Head Quarters 5th Augt 1780.
I was yesterday honored with your letter of the 30th July. I applaud all the measures you have taken, which appear to me precisely such as the occasion required, and I was very happy to hear that the neighbouring States manifested so much ardor in doing what their interest, their duty and their gratitude demanded from them. It is my wish you should detain the levies as long as you think they can be useful to you.
The Marquiss de la Fayette will have informed you by my desire, that Clinton returned with his fleet the 31st of July. He has since landed his troops on Long-Island, and I think will hardly resume the project, which he certainly entertained, of attacking you. In consequence of his return, the army is recrossing the river, and will proceed to Dobbs’ ferry about ten miles from Kings bridge, where we intend to establish a communication, that will save us a considerable land transportation, in case New-York is our eventual object. The reasons for preferring the West-side of the river to the other which at first sight will appear most natural is to meet our supplies of flour, and save the forage on this side; both of which in our circumstances are objects of importance.

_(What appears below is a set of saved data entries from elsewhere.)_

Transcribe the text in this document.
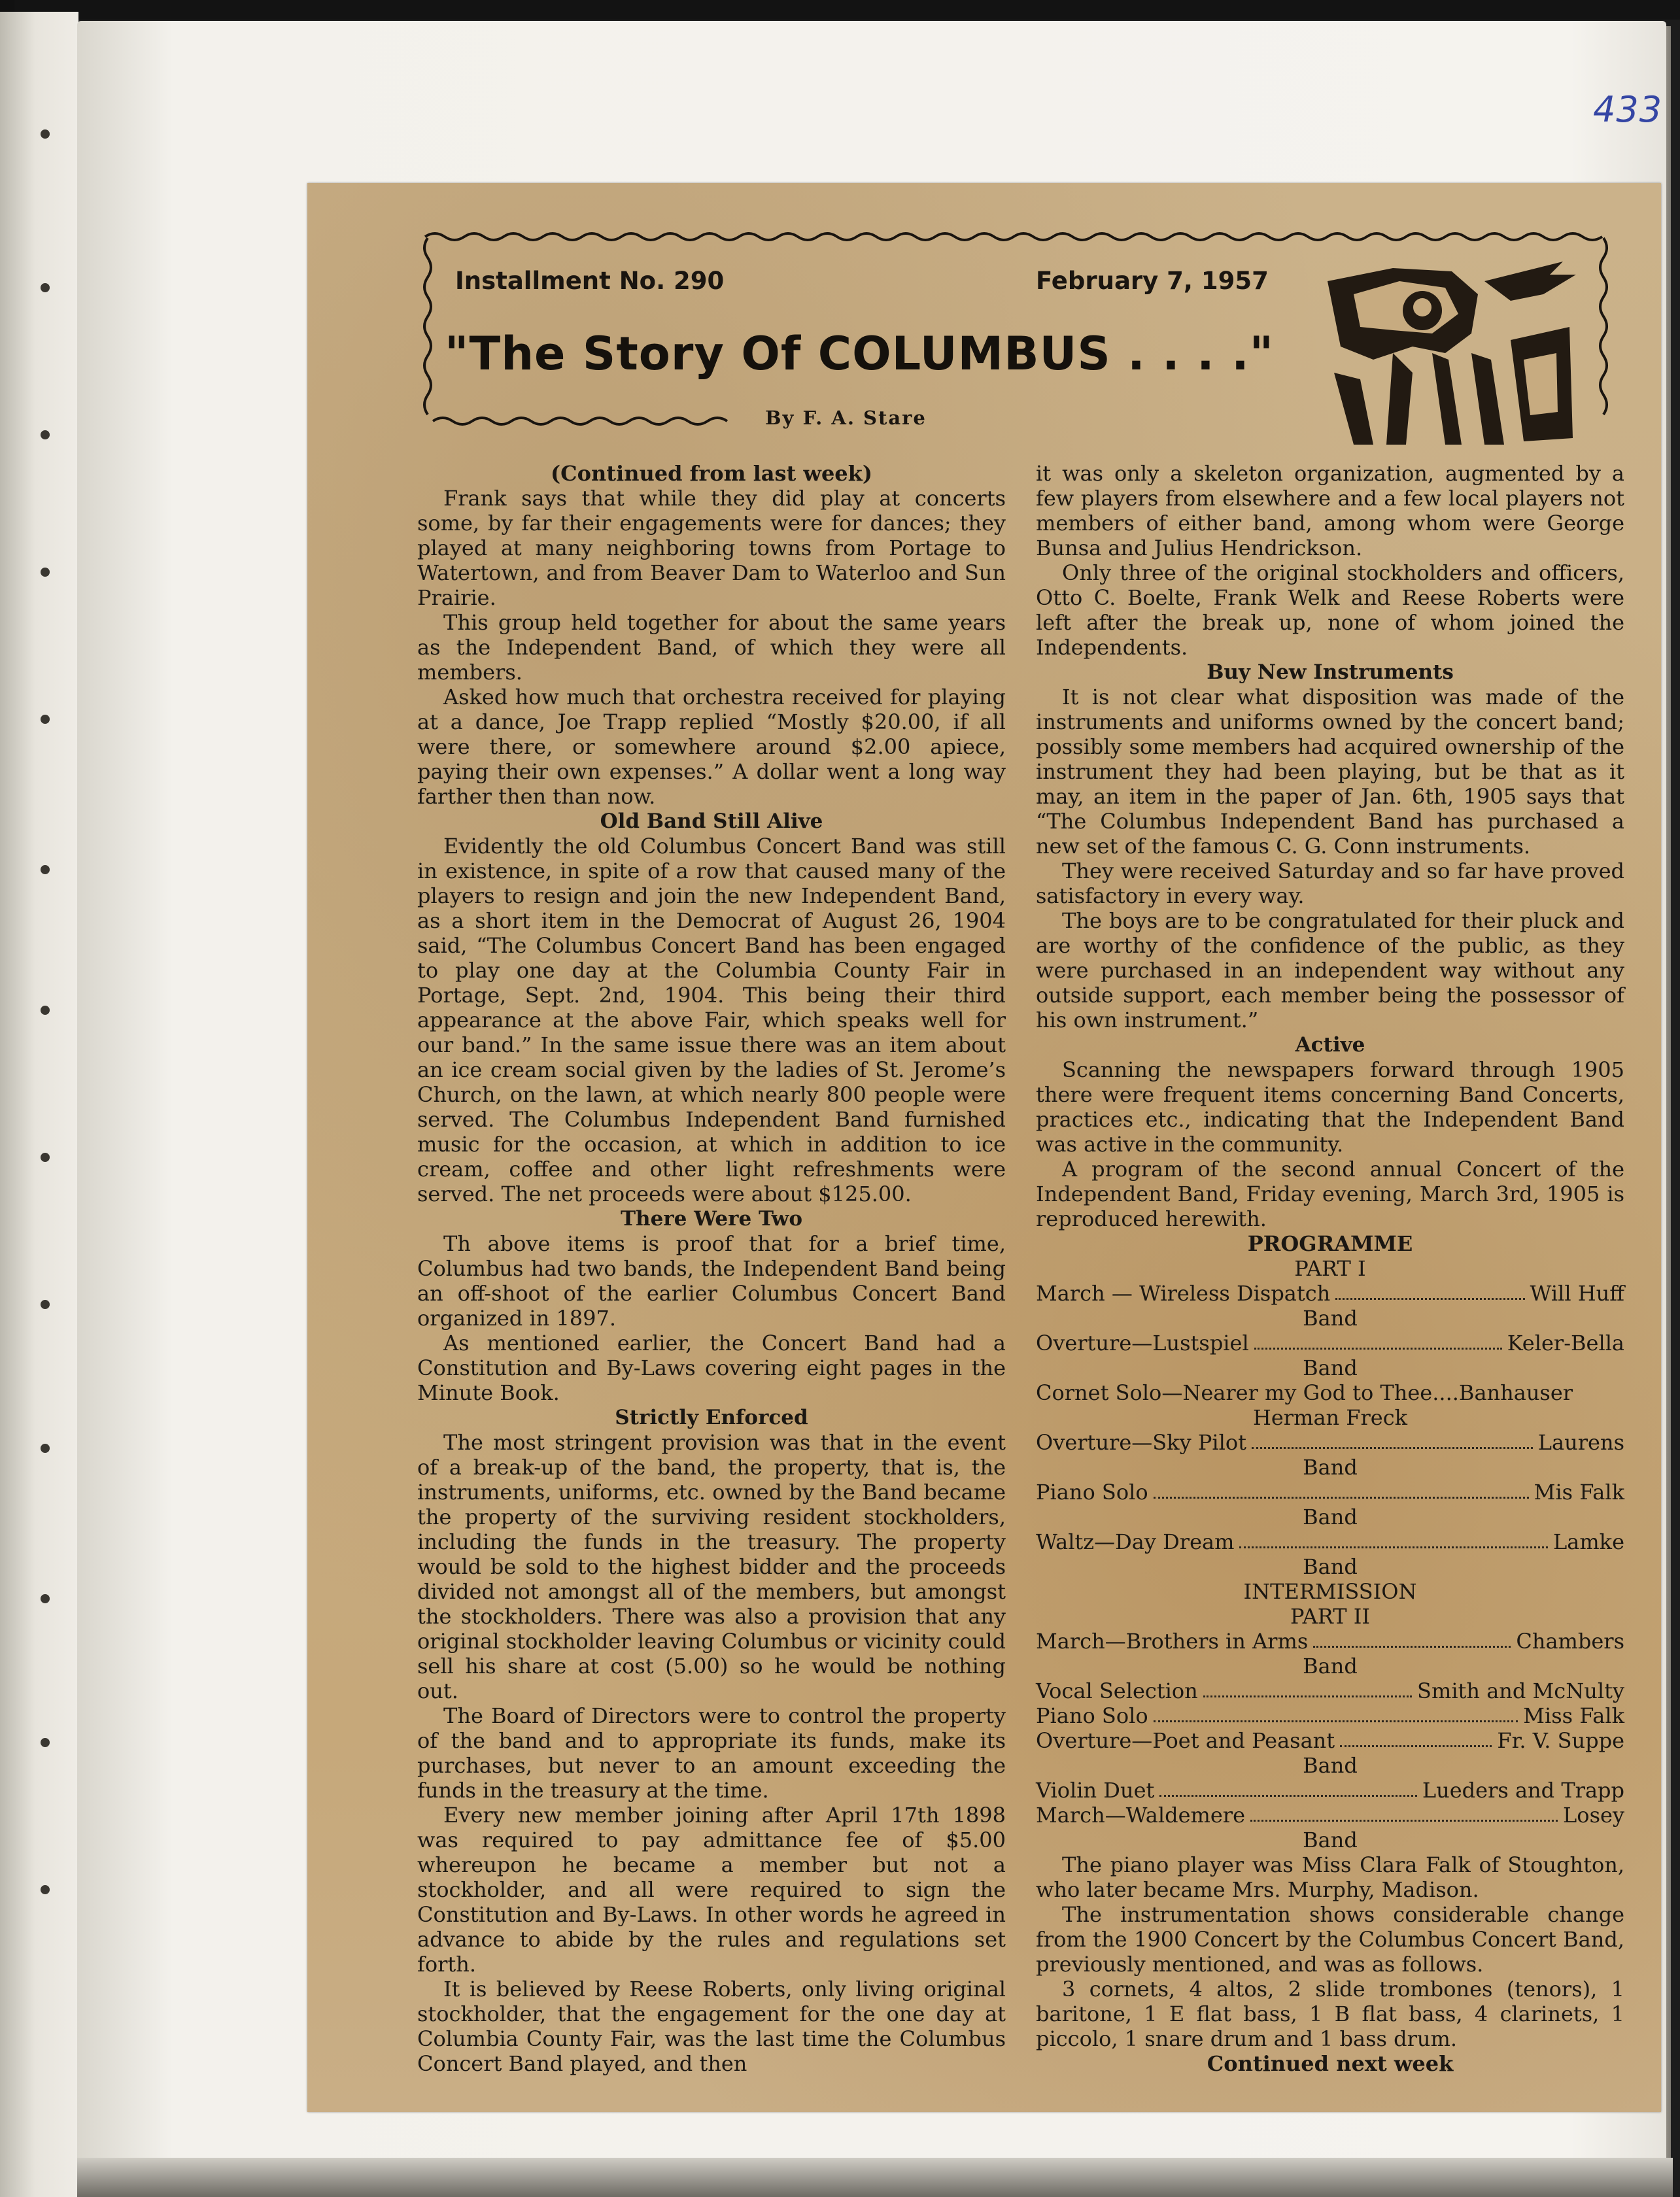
433
Installment No. 290	February 7, 1957
"The Story Of COLUMBUS . . . ."
By F. A. Stare

(Continued from last week)

Frank says that while they did play at concerts some, by far their engagements were for dances; they played at many neighboring towns from Portage to Watertown, and from Beaver Dam to Waterloo and Sun Prairie.

This group held together for about the same years as the Independent Band, of which they were all members.

Asked how much that orchestra received for playing at a dance, Joe Trapp replied “Mostly $20.00, if all were there, or somewhere around $2.00 apiece, paying their own expenses.” A dollar went a long way farther then than now.

Old Band Still Alive

Evidently the old Columbus Concert Band was still in existence, in spite of a row that caused many of the players to resign and join the new Independent Band, as a short item in the Democrat of August 26, 1904 said, “The Columbus Concert Band has been engaged to play one day at the Columbia County Fair in Portage, Sept. 2nd, 1904. This being their third appearance at the above Fair, which speaks well for our band.” In the same issue there was an item about an ice cream social given by the ladies of St. Jerome’s Church, on the lawn, at which nearly 800 people were served. The Columbus Independent Band furnished music for the occasion, at which in addition to ice cream, coffee and other light refreshments were served. The net proceeds were about $125.00.

There Were Two

Th above items is proof that for a brief time, Columbus had two bands, the Independent Band being an off-shoot of the earlier Columbus Concert Band organized in 1897.

As mentioned earlier, the Concert Band had a Constitution and By-Laws covering eight pages in the Minute Book.

Strictly Enforced

The most stringent provision was that in the event of a break-up of the band, the property, that is, the instruments, uniforms, etc. owned by the Band became the property of the surviving resident stockholders, including the funds in the treasury. The property would be sold to the highest bidder and the proceeds divided not amongst all of the members, but amongst the stockholders. There was also a provision that any original stockholder leaving Columbus or vicinity could sell his share at cost (5.00) so he would be nothing out.

The Board of Directors were to control the property of the band and to appropriate its funds, make its purchases, but never to an amount exceeding the funds in the treasury at the time.

Every new member joining after April 17th 1898 was required to pay admittance fee of $5.00 whereupon he became a member but not a stockholder, and all were required to sign the Constitution and By-Laws. In other words he agreed in advance to abide by the rules and regulations set forth.

It is believed by Reese Roberts, only living original stockholder, that the engagement for the one day at Columbia County Fair, was the last time the Columbus Concert Band played, and then

it was only a skeleton organization, augmented by a few players from elsewhere and a few local players not members of either band, among whom were George Bunsa and Julius Hendrickson.

Only three of the original stockholders and officers, Otto C. Boelte, Frank Welk and Reese Roberts were left after the break up, none of whom joined the Independents.

Buy New Instruments

It is not clear what disposition was made of the instruments and uniforms owned by the concert band; possibly some members had acquired ownership of the instrument they had been playing, but be that as it may, an item in the paper of Jan. 6th, 1905 says that “The Columbus Independent Band has purchased a new set of the famous C. G. Conn instruments.

They were received Saturday and so far have proved satisfactory in every way.

The boys are to be congratulated for their pluck and are worthy of the confidence of the public, as they were purchased in an independent way without any outside support, each member being the possessor of his own instrument.”

Active

Scanning the newspapers forward through 1905 there were frequent items concerning Band Concerts, practices etc., indicating that the Independent Band was active in the community.

A program of the second annual Concert of the Independent Band, Friday evening, March 3rd, 1905 is reproduced herewith.

PROGRAMME
PART I
March — Wireless Dispatch	Will Huff
Band
Overture—Lustspiel	Keler-Bella
Band
Cornet Solo—Nearer my God to Thee....Banhauser
Herman Freck
Overture—Sky Pilot	Laurens
Band
Piano Solo	Mis Falk
Band
Waltz—Day Dream	Lamke
Band
INTERMISSION
PART II
March—Brothers in Arms	Chambers
Band
Vocal Selection	Smith and McNulty
Piano Solo	Miss Falk
Overture—Poet and Peasant	Fr. V. Suppe
Band
Violin Duet	Lueders and Trapp
March—Waldemere	Losey
Band

The piano player was Miss Clara Falk of Stoughton, who later became Mrs. Murphy, Madison.

The instrumentation shows considerable change from the 1900 Concert by the Columbus Concert Band, previously mentioned, and was as follows.

3 cornets, 4 altos, 2 slide trombones (tenors), 1 baritone, 1 E flat bass, 1 B flat bass, 4 clarinets, 1 piccolo, 1 snare drum and 1 bass drum.

Continued next week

By the inclosed copy of a letter to the Chevalier de la Luzerne you will see the opinion I have ventured to give respecting the second division, concerning which I impatiently wait to receive your sentiments, and those of the Chevalier de Ternay, with a plea for a junction of the fleets as suggested in my letter of the [ ].
No other changes have taken place in the situation of the enemy at New-York. I am with the truest esteem Sir, Your most obt & hble servt
P.S. The minister agreeable to the application to him has sent out fast sailing cruizers from all the parts of the coast where it is probable they may fall in with the second division.